The OCC Has Personally Fined Former Wells Fargo CEO John Stumpf $17.5 Million For Fake Accounts Fiasco
Wells Fargo indicated just over a week ago that the fallout from its fake account scandal was far from over. The bank is disclosing that it has at least $3.1 billion set aside for expected litigation payouts. In addition, former Wells Fargo CEO John Stumpf will have to pay $17.5 million in fines to regulators.
Wells Fargo executives are feeling the fallout for failing to prevent the fake account scandal.
The Office of the Comptroller of the Currency announced it is dropping the hammer on several of the bank’s former executives.
Wells Fargo CEO John Stumpf Oversaw Massive Scam
The trouble all began in 2016, when the CFPB, the OCC, and the City and County of Los Angeles fined the bank $185 million.
More than 5,000 of the bank’s former employees opened nearly 2 million fake accounts.
As a result of the scandal, former Wells Fargo CEO John Stumpf promptly resigned from his positions.
Wells Fargo took additional action to address the issues that led to the fines. They revoked 2016 bonuses for its top executives and fired four senior managers. They also outed another two executives and splitting the role of chairman and CEO.
Wells Fargo also clawed back more than $100 million in bonuses from Stumpf and former head of community banking Carrie Tolstedt. Regulators say both of them could have put a stop to the scam.
The company even prepared a new pay plan where employee compensation was no longer tied to sales.
Former Wells Fargo CEO John Stumpf Is Gone. Yet, Fallout Still Rains From The Sky
Wells Fargo executives are running around in a panic because of the checking account scandal. The OCC says the Wells Fargo executives who failed to stop the creation of the fake accounts are not done paying the piper yet.
The banking regulator announced Thursday that it is fining Stumpf $17.5 million as part of a consent order. The consent order also bans Stumpf from working in banking without the OCC’s permission.
The OCC reports:
[Stumpf] was or should have been aware of the problem and its root cause. During Respondent’s tenure, there was a culture in the Community Bank that resulted in systemic violations of laws and regulations.
To read the Stumpf’s full consent order, click here.
The OCC also levied a $2.25 million fine against the bank’s former Chief Administrative Officer and Director of Corporate Human Resources Hope Hardison.
To read the Hardison’s consent order, click here.
The OCC also fined former Chief Risk Officer Michael Loughlin $1.25 million for his role in the scandal. To read Loughlin’s consent order, click here.
Both Hardison and Loughlin were among the Wells Fargo execs who had their 2016 bonuses revoked as the scandal widened.
The OCC Has More Executives In Their Crosshairs
But those aren’t the only Wells Fargo execs in the OCC’s crosshairs.
The regulator also announced charges against five other execs, including Tolstedt, the head of the community bank during the bulk of the fake account creations.
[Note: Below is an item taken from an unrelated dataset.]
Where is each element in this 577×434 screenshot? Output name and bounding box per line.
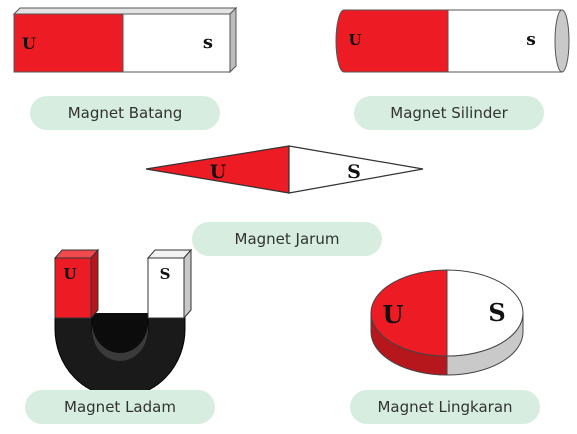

The OCC is also seeking a fine of $25 million against Tolsdedt for her actions. The agency says she should have stopped the massive fraud.
The OCC is seeking a fine of $5 million against Community Bank Group Risk Manager Claudia Russ Anderson. The agency is also seeking a fine of $5 million against Wells Fargo General Counsel James Strother. In addition, the OCC wants to fine Chief Auditor David Julian $2 million.
As for Wells Fargo, the bank’s new CEO Charlie Scharf sent a letter to the bank’s employees addressing the OCC’s actions.
“At the time of the sales practices issues, the Company did not have in place the appropriate people, structure, processes, controls, or culture to prevent the inappropriate conduct,” Scharf said in his letter. “This was inexcusable. Our customers and you all deserved more from the leadership of this Company.”
Scharf also said that the bank may consider taking further action against the named individuals and “will not make any remaining compensation payments that may be owed to these individuals while we review the filings.”